OK, so perhaps it’s just freaky coincidental timing (and a testament to Jon’s strongly worded letter), but a couple of hours after posting about our Blue Cross shenanigans, the phone rang, and Blue Cross showed up on the caller ID.

Admittedly, I panicked for a second before picking up the phone. It felt a tad big brother.

The Blue Cross representative and I discussed the claim. I told her that we thought it was absurd that we were paying $1000+ a month in out-of-pocket premiums, never go to the doctor other than well visits, don’t get prescriptions filled, etc., yet we were being denied flu shot coverage because the person who gave the shot was registered in another state.

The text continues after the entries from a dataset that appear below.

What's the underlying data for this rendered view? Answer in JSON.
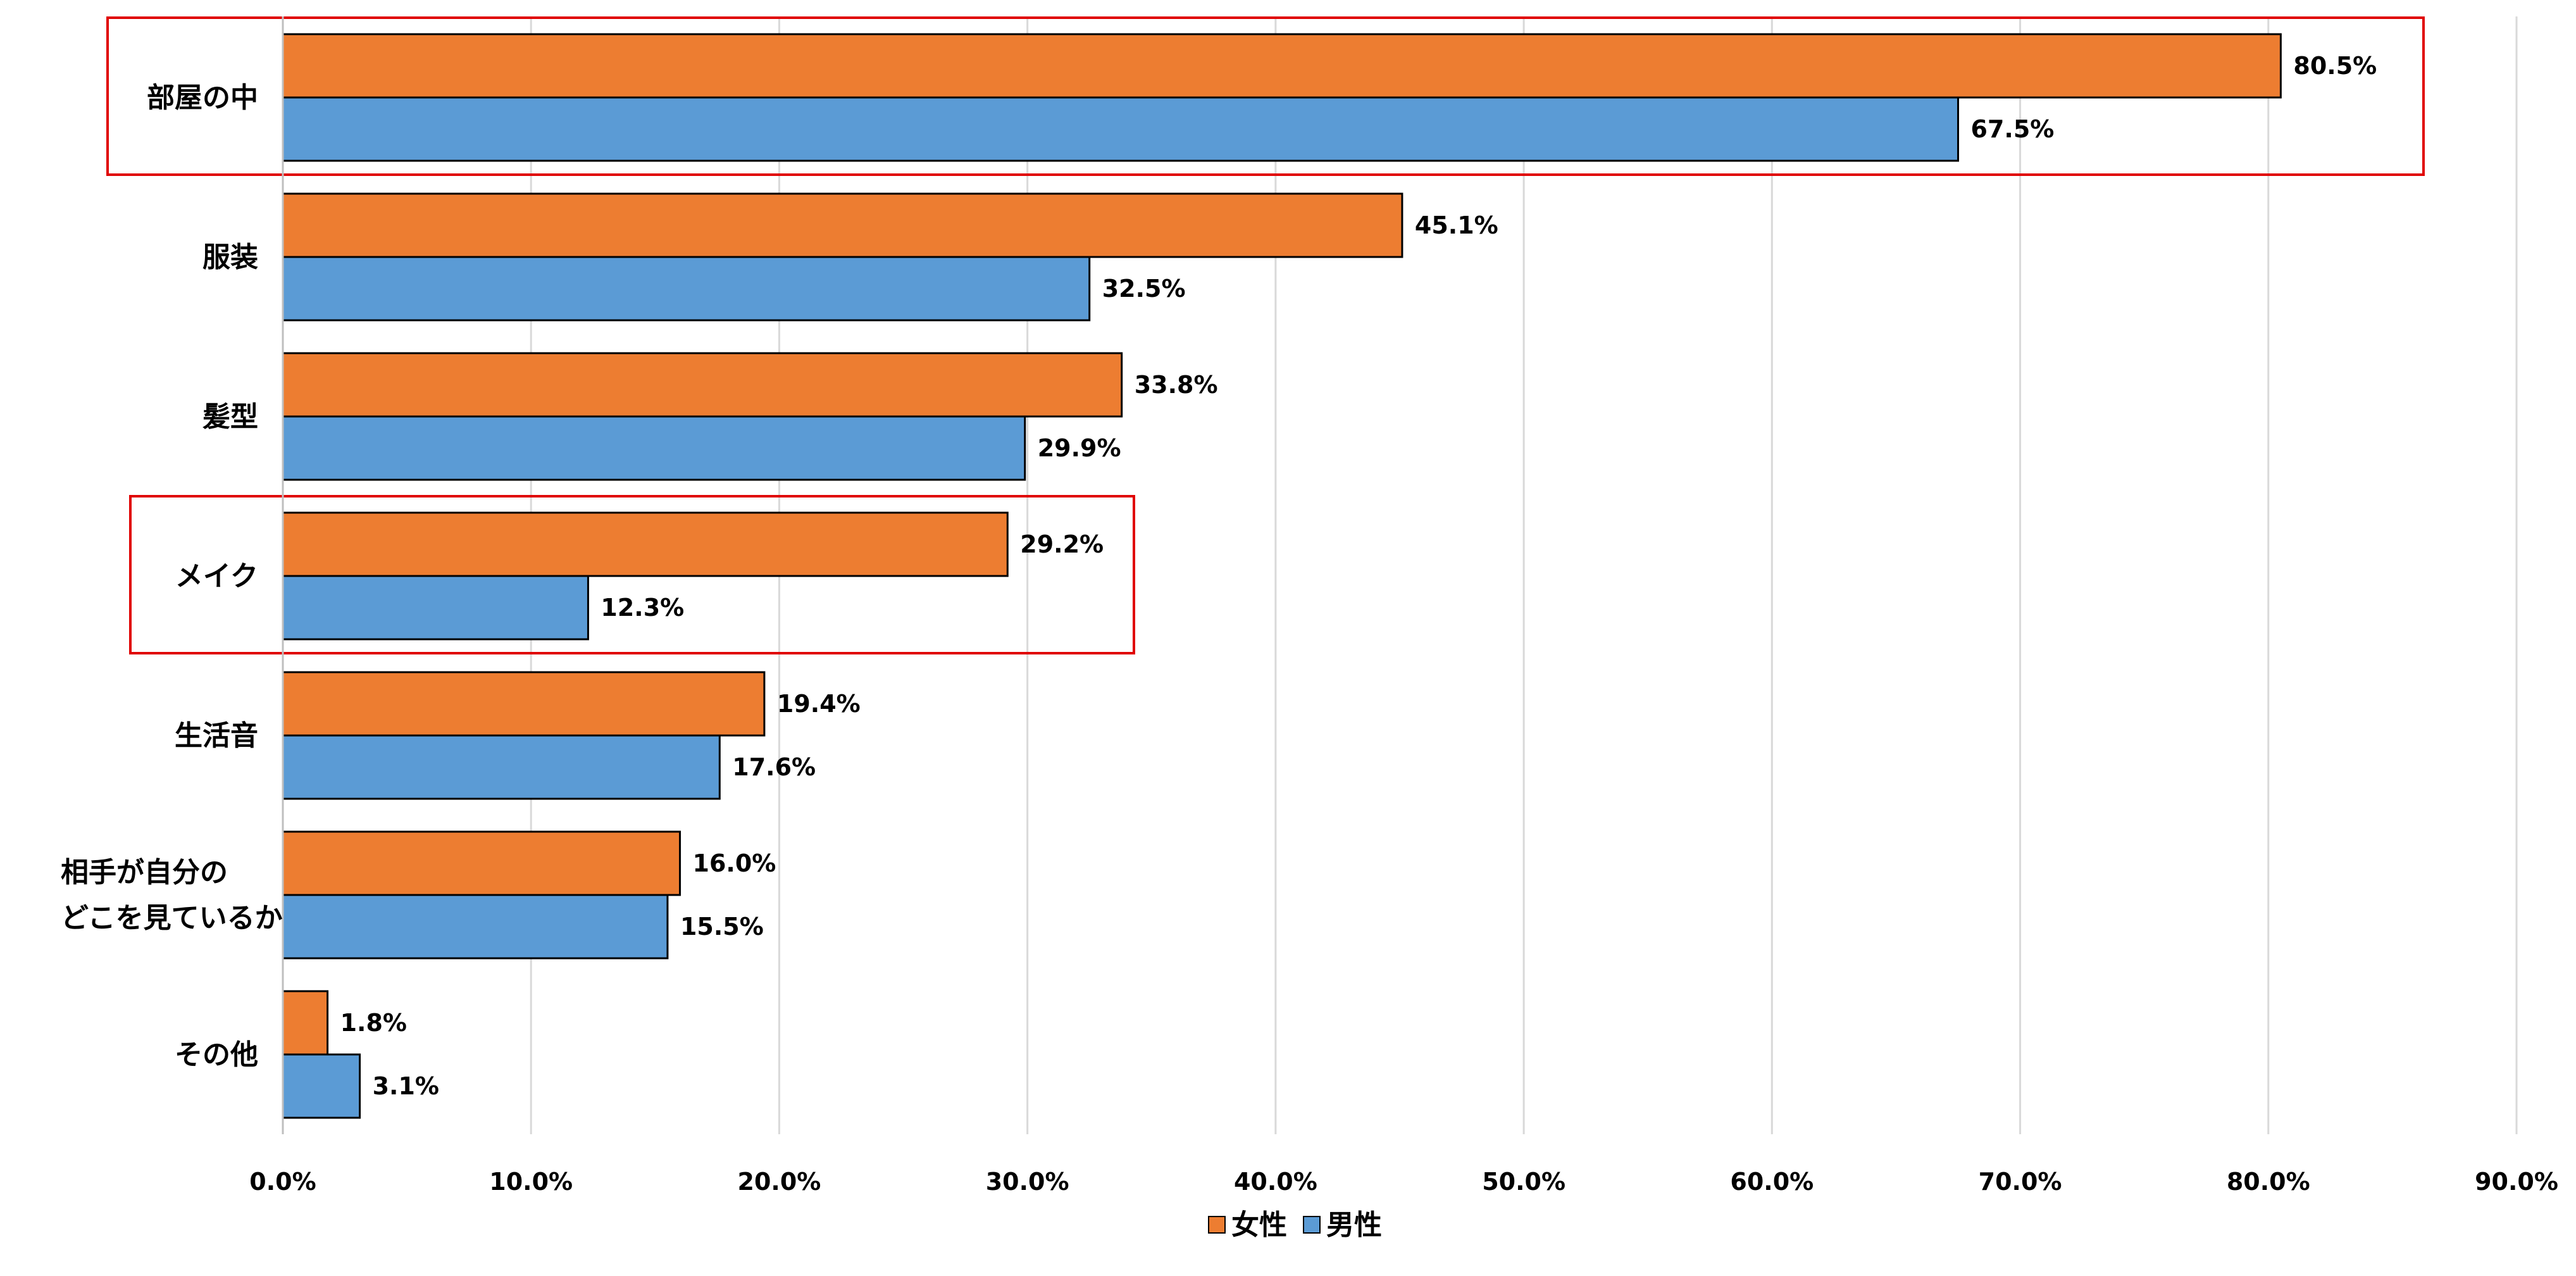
{
  "chart_data": {
    "type": "bar",
    "orientation": "horizontal",
    "categories": [
      [
        "部屋の中"
      ],
      [
        "服装"
      ],
      [
        "髪型"
      ],
      [
        "メイク"
      ],
      [
        "生活音"
      ],
      [
        "相手が自分の",
        "どこを見ているか"
      ],
      [
        "その他"
      ]
    ],
    "series": [
      {
        "name": "女性",
        "color": "#ED7D31",
        "values": [
          80.5,
          45.1,
          33.8,
          29.2,
          19.4,
          16.0,
          1.8
        ]
      },
      {
        "name": "男性",
        "color": "#5B9BD5",
        "values": [
          67.5,
          32.5,
          29.9,
          12.3,
          17.6,
          15.5,
          3.1
        ]
      }
    ],
    "xlim": [
      0,
      90
    ],
    "xticks": [
      0,
      10,
      20,
      30,
      40,
      50,
      60,
      70,
      80,
      90
    ],
    "tick_format": "percent_1dp",
    "grid": "vertical",
    "legend": "bottom-center",
    "highlight_boxes": {
      "color": "#E00000",
      "categories": [
        "部屋の中",
        "メイク"
      ]
    }
  }
}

Even though we got the shot in the appropriate state.

She changed course and said that since we’re under a managed care plan, we would have been covered if we got flu shots from our PCPs. I told her that when I called our PCPs they told us they didn’t have any flu shots available for us and told us to go to a public flu clinic. (This absurdity is a whole other matter entirely.) We went back and forth for a few minutes. She said that next year we needed to go to our PCP to get covered, or to a limited care clinic such as CVS, which contracts with Blue Cross.

And then she told me she would make an exception and reimburse us for our flu shots.

Excuse me while I go pick my jaw up off the floor.